UGM Kirim Mahasiswa Bantu Pengungsi Sinabung
Pada masa tanggap darurat bencana erupsi gunung Sinabung, UGM akan mengirimkan mahasiswa KKN PPM.
Laporan Wartawan Tribun Jogja Gaya Lufityanti
TRIBUNNEWS.COM, YOGYAKARTA - Universitas Gadjah Mada (UGM) akan mengirimkan mahasiswa KKN PPM ke daerah bencana erupsi Gunung Sinabung, Kabupaten Karo, Sumatera Utara, pada masa tanggap darurat.
Mahasiswa ini, nantinya akan lebih banyak melakukan kegiatan pendampingan pendidikan, bantuan kesehatan, logistik, sosial ekonomi dan pendampingan psikologi berupa trauma healing bagi anak-anak yang tinggal di lokasi pengungsian.
Pengalaman DERU UGM saat membantu penanganan korban bencana eruspi gunung Merapi pada 2010 lalu, diakui Wakil Rektor Bidang Penelitian dan Pengabdian kepada Masyarakat, Suratman, bisa menjadi modal untuk membantu penananganan bencana Sinabung.
"UGM juga akan membantu tugas pemetaaan daerah rawan bencana untuk perubahan pembangunan tata ruang pasca erupsi Sinbabung. Sudah menjadi tugas keilmuan kita di bidang akademik," katanya pada Kamis (23/1/2014).
Langkah Sembiring, satu anggota Tim Peneliti yang diberangkatkan mengatakan, situasi di Sinabung semakin mengkhawatirkan.

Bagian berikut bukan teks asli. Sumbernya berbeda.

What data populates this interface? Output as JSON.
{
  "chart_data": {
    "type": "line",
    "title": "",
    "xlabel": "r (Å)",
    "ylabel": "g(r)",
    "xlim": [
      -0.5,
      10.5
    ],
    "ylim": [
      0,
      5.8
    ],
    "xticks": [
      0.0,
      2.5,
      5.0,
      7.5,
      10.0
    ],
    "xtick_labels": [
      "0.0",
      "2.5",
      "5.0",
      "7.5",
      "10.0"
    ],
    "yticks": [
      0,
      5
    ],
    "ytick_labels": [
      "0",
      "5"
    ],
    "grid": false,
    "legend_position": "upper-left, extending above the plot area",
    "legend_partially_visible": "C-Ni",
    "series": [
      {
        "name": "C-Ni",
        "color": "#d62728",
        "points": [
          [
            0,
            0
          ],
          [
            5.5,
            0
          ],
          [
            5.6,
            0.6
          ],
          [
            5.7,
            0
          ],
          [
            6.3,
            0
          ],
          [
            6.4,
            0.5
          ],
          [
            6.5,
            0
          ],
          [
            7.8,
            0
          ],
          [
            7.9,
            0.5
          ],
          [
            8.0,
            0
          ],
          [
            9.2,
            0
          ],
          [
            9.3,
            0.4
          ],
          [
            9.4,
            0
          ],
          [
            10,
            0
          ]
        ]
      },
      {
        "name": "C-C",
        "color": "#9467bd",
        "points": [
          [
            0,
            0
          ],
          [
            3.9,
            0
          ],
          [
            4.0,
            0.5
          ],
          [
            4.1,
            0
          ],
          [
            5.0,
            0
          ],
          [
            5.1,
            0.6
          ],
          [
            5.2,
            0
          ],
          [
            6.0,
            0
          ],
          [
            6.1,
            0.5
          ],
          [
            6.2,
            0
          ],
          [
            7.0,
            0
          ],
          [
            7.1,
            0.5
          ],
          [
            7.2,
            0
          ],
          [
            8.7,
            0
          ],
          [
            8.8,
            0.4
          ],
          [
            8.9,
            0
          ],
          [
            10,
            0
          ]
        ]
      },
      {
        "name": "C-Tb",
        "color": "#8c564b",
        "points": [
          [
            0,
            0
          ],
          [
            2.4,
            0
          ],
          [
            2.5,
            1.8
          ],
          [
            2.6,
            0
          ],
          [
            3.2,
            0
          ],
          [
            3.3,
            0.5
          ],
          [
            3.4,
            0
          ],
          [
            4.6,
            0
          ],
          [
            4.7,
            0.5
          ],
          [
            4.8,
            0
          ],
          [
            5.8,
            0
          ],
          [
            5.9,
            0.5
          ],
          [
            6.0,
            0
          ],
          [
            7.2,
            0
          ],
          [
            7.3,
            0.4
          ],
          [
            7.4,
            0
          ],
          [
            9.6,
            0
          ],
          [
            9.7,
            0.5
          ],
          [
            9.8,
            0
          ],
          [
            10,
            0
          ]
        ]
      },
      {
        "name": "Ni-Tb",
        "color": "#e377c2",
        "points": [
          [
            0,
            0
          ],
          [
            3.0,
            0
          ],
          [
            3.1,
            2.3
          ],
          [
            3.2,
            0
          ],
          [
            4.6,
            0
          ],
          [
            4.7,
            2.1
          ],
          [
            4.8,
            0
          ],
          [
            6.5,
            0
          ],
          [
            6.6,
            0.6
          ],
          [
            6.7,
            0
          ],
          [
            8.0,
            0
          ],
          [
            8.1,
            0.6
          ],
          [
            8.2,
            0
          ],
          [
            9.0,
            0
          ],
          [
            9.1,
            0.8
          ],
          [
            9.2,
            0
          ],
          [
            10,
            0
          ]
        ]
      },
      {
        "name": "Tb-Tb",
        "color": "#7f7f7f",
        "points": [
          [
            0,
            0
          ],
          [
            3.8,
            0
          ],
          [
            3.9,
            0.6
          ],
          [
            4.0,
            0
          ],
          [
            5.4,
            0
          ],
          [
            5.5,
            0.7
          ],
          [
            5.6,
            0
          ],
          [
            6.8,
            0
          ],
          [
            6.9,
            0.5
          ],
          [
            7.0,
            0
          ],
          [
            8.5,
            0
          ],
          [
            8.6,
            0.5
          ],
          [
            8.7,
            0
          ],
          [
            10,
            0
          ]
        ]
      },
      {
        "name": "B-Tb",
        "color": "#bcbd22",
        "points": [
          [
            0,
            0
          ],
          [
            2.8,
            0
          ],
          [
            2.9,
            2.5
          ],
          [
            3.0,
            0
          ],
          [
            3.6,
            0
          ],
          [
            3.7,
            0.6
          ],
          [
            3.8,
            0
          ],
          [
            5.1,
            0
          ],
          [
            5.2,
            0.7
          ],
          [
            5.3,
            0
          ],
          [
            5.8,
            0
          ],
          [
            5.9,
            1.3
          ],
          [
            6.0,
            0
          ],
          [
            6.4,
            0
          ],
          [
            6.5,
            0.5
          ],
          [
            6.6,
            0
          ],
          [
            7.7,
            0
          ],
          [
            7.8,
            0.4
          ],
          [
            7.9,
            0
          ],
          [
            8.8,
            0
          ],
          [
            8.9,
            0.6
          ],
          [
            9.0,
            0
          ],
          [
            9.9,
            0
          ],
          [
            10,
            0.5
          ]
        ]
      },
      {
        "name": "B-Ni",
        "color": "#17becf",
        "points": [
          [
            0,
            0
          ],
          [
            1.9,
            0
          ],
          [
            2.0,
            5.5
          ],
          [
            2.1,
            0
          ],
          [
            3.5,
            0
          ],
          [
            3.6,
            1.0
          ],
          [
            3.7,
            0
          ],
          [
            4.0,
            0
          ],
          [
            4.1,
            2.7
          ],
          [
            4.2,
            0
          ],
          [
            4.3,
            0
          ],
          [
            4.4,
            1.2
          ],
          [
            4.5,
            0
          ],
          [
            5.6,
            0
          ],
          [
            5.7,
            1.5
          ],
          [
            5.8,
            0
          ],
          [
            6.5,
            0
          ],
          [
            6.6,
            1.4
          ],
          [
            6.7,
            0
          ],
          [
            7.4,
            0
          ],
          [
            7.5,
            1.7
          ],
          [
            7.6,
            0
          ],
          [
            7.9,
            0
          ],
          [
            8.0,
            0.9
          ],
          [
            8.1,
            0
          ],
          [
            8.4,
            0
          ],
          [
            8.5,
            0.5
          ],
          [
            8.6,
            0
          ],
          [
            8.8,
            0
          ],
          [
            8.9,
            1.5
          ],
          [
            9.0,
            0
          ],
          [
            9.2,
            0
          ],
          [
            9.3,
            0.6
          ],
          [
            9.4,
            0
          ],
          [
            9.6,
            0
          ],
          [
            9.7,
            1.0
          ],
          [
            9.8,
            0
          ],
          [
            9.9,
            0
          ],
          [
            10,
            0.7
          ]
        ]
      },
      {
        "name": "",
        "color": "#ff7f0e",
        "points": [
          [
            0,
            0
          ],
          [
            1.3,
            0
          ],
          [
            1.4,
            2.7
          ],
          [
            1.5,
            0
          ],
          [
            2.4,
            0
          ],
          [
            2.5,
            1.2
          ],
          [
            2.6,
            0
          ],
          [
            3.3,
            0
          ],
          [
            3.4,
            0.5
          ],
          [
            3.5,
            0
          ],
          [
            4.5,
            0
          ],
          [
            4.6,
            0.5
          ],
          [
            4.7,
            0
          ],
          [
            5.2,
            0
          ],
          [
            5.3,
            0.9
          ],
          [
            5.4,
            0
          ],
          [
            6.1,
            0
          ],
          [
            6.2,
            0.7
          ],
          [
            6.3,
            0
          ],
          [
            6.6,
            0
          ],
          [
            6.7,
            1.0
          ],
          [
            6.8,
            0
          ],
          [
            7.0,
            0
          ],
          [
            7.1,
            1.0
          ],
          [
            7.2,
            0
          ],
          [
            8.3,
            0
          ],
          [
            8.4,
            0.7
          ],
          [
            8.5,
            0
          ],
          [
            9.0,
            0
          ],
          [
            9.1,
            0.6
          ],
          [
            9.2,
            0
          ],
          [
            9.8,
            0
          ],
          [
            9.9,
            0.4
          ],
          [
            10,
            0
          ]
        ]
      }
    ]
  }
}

Ia menceritakan, erupsi Sinabung terjadi tiga kali letusan setiap harinya, bahkan jarak pandang hanya berkisar 1-2 meter.
"Ada 42 titik pengungsian dengan total pengungsi lebih 40 ribuan jiwa. Warga sudah tinggal di tempat pengungsian lebih dari empat bulan," kata pria kelahiran Karo Sumatera Utara, 54 tahun lalu ini.
Meski tidak ada korban jiwa, tapi menurutnya tekanan psikologis dan trauma warga yang kini tinggal di lokasi pengungsi perlu segera mendapat pendampingan. Sebelumnya sempat terjadi konflik antar warga.
"Saya kira perlu semacam ide kreatif agar ada aktivitas warga yang tinggal di tenda pengungsian. Seperti warga korban Merapi yang diajarkan membuat kerajinan tangan," ujarnya.
Dosen Fakultas Biologi ini menjelaskan, warga sinabung tidak memiliki pengalaman dan ingatan kolektif mengenai erupsi Gunung Sinabung. Pasalnya erupsi Sinabung terjadi 400 tahun yang lalu.
"Makanya mereka tidak punya istilah wedhus gembel seperti halnya warga Merapi. Masyarakat di sana sangat takut saat Sinabung meletus. Saking takutnya tidak ada yang jadi korban, karena lebih mudah diajak evakuasi," tutupnya.